THORNTON — It wouldn't be uncommon to hear high school coaches say that they're players are going to give them a heart attack. For Greeley West boys swimming coach Colin Shaha, there's nothing to laugh about when thinking about that scenario.
Shaha watched anxiously, paced nervously and smiled proudly through the final day of the Class 4A boys state swim meet. When the night was over, his Spartans were state champions. But there was a point in the season where there was genuine concern that Shaha would see the season through.
There was concern that his life was in danger.
What felt like heartburn for months turned out to be something more serious than that. When Shaha finally saw a doctor, it was revealed that he had an artery with a 98 percent blockage. He wasn't having heartburn. He was having a heart attack.
"When we were first heard, I mean I was stunned," senior Nathan Kenigsberg said. "I didn't know the severity of it. I was scared and really worried for him."
A stent was placed and Shaha was on his way to recovery. Word eventually got around in Greeley and Kenigsberg and his teammates were given some good news.
"Luckily my dad is a doctor," Kenigsberg said. "I got an update fairly quickly."
Shaha felt good enough to make it to the Spartans next meet, but the doctors advised against it. He listened.
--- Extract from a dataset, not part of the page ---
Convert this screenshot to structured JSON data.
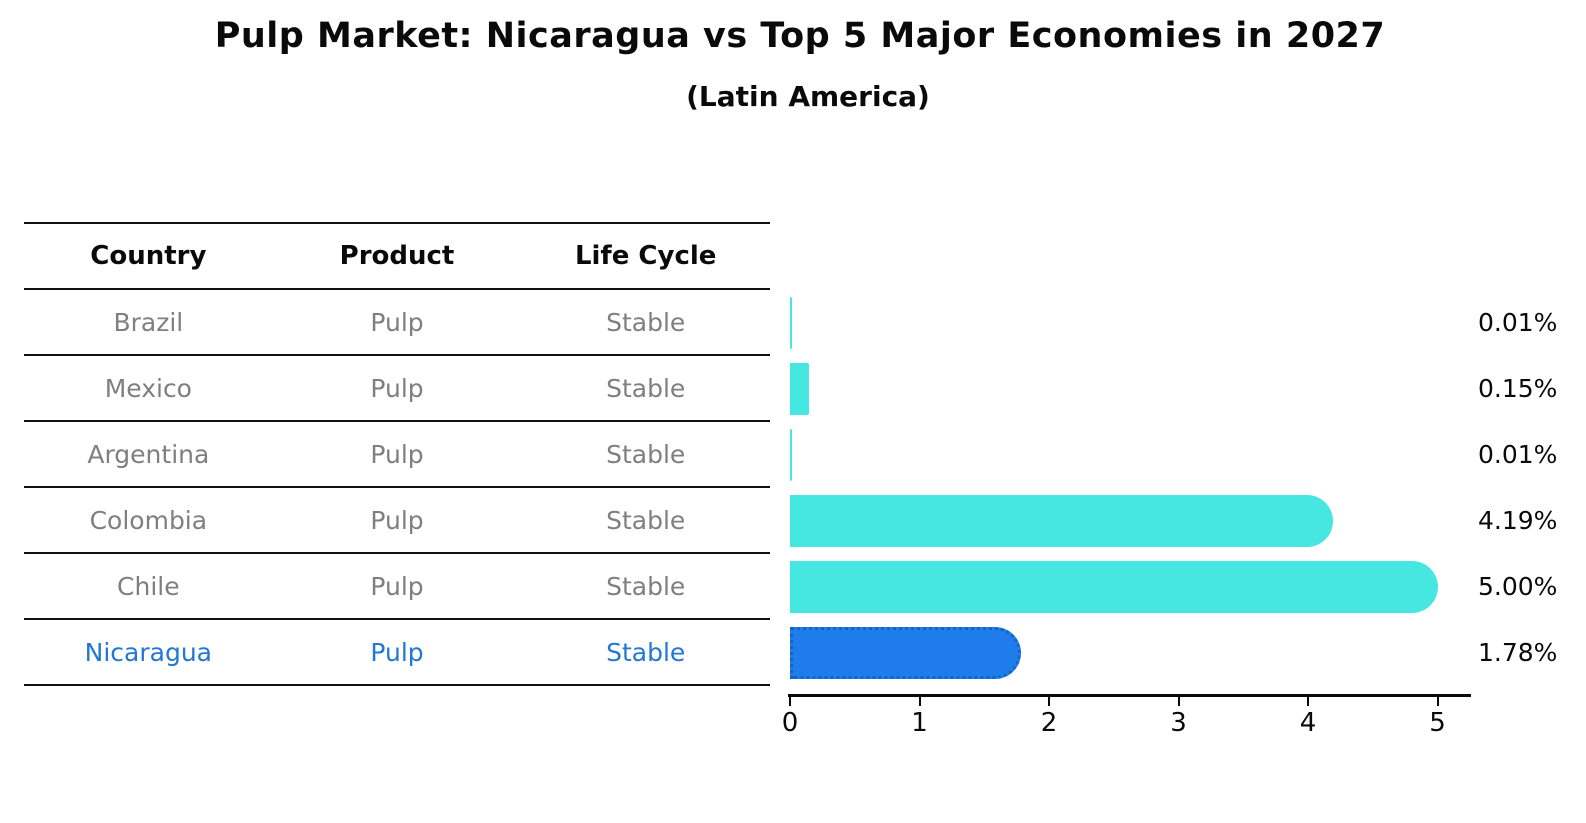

And not too long later, he was watching his athletes hoist a state championship trophy, the first in program history.
And he'll quickly point out that it wasn't motivation after a heart attack that brought home gold, it was the drive and determination of the Spartans to do something special for the community.
"Greeley is a punchline to a national joke," Shaha said. "'What's the opposite of Hawaii?' 'Greeley.' I've been working around swimming most of my adult life. I think about Greeley swimmers; I think a lot about Greeley kids. And this is huge."
It took a little bit of good fortune for the Spartans to get themselves into contention. In the 200-yard medley relay, the first event of the day, two Discovery Canyon swimmers jumped in the pool at the conclusion of the race. The infraction meant they were disqualified from each of their next event.
Those DQ's took precious points on the board and Greeley West knew it had to capitalize on it.
"We got a lucky break," Kenigsberg said. "But there was nothing but happiness with the way the team put everything into it. Caden Gillmore had the best meet I've ever seen from anybody. He did incredible."
The Spartans finished with 323 points to Discovery Canyon's 307. It's the second-straight runner-up finish for the Thunder.
Broomfield's Harrison Lierz had a standout day. He claimed two individual titles for the Eagles and helped them win the 200 freestyle relay. He swam that relay race then came right back to win the 100 backstroke.
"I feel like I swam really well this week," Lierz said. "I was really happy with how I did, especially with that being like five minutes after the relay."